As mamães que cuidam dos filhos também são mulheres trabalhadoras

· 9 de outubro de 2018
O trabalho delas, mesmo que muitas pessoas custem a acreditar, é um trabalho tão digno quanto qualquer outro e, talvez, o mais bonito do mundo.

As mamães que cuidam dos filhos também são mulheres trabalhadoras. Elas também contribuem, apesar de não receber salário. Elas também chegam cansadas na cama à noite, mesmo não cobrando pelo trabalho realizado.

Uma coisa que todos nós sabemos é que vivemos em uma sociedade na qual é exigido da mulher uma eficiência quase completa em todos os âmbitos da vida.

Ela precisa batalhar em uma sociedade pouco ligada à conciliação. Precisa fazer malabarismos para encaixar compromissos, para levar e buscar as crianças e garantir o bem-estar econômico delas.

Além disso, tudo, não pode se descuidar da riqueza emocional e da cumplicidade entre mãe e filho.

Não é fácil. Mas, ainda assim, há milhares de mulheres que conseguem fazer isso todos os dias: criam, educam e atingem altos níveis de sucesso em suas profissões.

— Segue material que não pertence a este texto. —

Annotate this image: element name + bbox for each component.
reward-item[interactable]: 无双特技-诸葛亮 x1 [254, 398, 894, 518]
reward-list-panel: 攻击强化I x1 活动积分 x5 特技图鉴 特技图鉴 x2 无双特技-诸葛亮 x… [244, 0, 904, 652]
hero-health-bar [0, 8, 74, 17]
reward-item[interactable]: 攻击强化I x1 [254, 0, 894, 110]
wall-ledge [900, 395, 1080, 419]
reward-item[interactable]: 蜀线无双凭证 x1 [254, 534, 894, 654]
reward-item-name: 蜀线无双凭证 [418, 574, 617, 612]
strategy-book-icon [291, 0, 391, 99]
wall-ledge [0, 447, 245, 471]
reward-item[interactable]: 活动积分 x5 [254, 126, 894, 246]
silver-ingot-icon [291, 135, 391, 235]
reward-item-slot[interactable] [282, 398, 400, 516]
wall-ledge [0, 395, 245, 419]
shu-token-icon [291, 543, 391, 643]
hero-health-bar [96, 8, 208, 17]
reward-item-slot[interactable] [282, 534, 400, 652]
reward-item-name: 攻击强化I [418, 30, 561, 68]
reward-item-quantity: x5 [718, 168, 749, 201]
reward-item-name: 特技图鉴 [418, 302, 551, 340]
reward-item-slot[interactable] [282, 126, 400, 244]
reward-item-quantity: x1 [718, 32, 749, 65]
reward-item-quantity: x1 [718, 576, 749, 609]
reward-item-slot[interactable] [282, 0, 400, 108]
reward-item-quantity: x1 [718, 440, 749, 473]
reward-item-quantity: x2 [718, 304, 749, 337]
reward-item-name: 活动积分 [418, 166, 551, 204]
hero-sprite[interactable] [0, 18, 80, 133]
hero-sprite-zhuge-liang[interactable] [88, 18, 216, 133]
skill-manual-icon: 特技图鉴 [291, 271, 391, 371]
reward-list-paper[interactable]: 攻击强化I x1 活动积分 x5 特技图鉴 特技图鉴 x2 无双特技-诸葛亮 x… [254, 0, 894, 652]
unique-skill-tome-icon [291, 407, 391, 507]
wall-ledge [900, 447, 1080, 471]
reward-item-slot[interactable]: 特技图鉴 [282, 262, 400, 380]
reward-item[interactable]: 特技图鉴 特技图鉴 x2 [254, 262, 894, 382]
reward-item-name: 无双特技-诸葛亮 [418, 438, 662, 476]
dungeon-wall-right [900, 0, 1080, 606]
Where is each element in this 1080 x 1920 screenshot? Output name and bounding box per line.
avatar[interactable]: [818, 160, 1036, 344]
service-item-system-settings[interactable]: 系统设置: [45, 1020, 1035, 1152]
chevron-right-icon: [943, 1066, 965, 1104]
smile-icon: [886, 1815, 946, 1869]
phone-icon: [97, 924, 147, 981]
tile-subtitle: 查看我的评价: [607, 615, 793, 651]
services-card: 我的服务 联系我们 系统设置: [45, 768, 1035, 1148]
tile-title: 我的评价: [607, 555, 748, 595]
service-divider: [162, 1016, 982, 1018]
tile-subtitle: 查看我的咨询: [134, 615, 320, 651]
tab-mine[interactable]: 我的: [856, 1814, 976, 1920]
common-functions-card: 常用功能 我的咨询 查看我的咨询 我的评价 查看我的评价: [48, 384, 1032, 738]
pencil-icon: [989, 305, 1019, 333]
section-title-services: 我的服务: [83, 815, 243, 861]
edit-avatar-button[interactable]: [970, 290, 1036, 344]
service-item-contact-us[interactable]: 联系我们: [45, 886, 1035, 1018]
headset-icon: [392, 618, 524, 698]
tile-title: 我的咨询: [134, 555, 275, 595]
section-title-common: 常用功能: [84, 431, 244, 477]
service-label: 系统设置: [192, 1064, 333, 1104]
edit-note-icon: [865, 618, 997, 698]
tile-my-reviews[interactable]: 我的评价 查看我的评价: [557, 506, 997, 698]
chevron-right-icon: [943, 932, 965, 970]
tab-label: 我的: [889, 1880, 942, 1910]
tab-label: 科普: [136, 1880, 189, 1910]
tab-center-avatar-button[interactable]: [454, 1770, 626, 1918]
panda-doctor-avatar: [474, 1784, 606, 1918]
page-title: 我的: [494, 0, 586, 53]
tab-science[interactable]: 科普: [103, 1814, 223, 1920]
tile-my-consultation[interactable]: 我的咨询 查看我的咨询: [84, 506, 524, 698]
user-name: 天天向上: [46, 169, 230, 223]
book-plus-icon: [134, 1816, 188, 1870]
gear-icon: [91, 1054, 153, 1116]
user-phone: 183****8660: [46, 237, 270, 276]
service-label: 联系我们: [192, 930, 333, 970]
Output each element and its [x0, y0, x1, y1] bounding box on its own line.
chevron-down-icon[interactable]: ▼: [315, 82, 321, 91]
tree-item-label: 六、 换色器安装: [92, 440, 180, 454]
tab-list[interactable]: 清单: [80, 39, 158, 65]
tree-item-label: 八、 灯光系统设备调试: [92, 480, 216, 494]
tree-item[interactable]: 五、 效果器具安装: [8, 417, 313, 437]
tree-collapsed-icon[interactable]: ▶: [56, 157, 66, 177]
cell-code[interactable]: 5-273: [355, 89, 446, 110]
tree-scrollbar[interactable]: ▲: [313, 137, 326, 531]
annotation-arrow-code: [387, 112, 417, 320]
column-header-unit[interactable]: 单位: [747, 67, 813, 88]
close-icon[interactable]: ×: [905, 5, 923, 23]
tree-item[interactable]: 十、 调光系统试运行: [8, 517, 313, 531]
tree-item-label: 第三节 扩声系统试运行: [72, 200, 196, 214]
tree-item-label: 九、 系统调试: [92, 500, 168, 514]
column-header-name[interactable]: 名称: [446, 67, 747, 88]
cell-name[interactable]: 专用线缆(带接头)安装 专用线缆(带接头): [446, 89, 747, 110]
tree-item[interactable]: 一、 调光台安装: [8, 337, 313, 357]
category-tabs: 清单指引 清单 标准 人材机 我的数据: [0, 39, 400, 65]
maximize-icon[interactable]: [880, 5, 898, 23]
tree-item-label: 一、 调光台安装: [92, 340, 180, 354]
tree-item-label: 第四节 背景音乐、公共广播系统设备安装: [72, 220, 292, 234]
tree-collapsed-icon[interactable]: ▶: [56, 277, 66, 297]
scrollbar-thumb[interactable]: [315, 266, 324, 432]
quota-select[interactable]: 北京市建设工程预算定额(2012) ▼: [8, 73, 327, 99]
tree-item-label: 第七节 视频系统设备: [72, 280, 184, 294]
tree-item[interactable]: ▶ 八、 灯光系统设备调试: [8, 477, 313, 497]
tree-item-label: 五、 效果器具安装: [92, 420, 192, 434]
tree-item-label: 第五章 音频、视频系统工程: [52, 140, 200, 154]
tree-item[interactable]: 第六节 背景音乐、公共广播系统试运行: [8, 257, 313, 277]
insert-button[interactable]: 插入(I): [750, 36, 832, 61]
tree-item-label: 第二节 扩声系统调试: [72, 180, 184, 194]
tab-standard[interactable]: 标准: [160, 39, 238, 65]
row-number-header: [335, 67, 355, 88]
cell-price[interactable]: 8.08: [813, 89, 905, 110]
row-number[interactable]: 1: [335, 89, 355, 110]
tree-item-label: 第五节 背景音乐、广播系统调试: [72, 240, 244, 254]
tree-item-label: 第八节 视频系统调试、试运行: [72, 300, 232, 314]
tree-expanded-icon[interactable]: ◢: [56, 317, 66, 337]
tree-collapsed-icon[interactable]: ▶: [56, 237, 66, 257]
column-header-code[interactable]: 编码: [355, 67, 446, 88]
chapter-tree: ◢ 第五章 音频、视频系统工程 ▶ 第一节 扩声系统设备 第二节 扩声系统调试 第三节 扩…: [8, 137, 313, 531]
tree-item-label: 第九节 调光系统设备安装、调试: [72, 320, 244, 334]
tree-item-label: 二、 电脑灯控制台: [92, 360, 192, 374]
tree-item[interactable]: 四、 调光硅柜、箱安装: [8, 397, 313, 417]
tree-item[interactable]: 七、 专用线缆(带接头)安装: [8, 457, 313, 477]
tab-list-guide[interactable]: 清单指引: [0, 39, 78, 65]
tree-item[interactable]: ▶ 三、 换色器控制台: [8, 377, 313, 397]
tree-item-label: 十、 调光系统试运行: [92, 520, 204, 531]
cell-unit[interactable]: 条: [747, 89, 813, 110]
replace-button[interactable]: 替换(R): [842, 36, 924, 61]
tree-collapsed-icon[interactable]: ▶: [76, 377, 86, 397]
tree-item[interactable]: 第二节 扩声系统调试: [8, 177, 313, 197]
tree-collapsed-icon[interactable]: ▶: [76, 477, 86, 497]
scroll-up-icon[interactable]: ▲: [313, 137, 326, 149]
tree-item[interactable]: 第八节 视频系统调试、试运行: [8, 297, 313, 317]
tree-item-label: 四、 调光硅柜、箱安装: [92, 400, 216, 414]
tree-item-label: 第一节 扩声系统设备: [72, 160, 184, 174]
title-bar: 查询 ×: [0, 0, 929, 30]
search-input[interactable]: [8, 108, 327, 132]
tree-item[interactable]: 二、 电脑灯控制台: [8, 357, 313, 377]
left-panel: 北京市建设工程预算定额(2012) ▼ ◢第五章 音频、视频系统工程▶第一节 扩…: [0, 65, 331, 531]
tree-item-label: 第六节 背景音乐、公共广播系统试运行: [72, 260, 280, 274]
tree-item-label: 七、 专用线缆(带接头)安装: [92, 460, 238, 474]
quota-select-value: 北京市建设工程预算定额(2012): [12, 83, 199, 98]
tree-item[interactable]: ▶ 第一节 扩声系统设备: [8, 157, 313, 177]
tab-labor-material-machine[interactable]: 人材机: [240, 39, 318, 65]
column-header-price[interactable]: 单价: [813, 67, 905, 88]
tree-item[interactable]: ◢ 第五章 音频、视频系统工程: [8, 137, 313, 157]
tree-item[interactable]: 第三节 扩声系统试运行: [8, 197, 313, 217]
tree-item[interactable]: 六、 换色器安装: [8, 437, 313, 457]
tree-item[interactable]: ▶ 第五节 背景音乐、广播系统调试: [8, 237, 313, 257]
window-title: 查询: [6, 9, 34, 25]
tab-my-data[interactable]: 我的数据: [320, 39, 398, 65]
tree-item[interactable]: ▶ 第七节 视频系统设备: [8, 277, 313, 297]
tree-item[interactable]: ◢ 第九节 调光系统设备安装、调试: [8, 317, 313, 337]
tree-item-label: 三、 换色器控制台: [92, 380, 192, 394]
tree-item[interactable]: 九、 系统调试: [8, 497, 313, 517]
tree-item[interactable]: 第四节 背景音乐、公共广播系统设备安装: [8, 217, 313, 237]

No entanto, e apesar de muitas pessoas não acreditarem, há muitas mamães que por inúmeras razões escolhem adiar a volta ao mundo do trabalho após dar à luz.

Às vezes, essa é uma escolha pessoal. Em outras situações é o próprio contexto de trabalho e a dificuldade de encontrar um novo emprego que adia essa retomada.

Mas seja como for, devemos deixar claro que a mulher ou o homem que está em casa cuidando das crianças também trabalha. 

Convidamos você a refletir sobre esse assunto.

Não recebo um salário, mas trabalho e dedico minha vida ao melhor projeto

mulheres trabalhadoras

Uma criança não é somente um projeto de vida. É nossa responsabilidade, nossa inspiração cotidiana e alguém a quem vamos dedicar o resto de nossas vidas.

  • Sabemos que hoje em dia não faltam mamães que voltam com todo o ânimo e vontade aos seus respectivos trabalhos após as 16 semanas de afastamento.
  • No entanto, aproximadamente 80% dos casais consideram que esse período é insuficiente.
  • Se organizações como a OMS recomendam, por exemplo, estender o período de amamentação até o bebê completar seis meses de idade, o lógico seria que as instituições sociais levassem esse princípio em consideração.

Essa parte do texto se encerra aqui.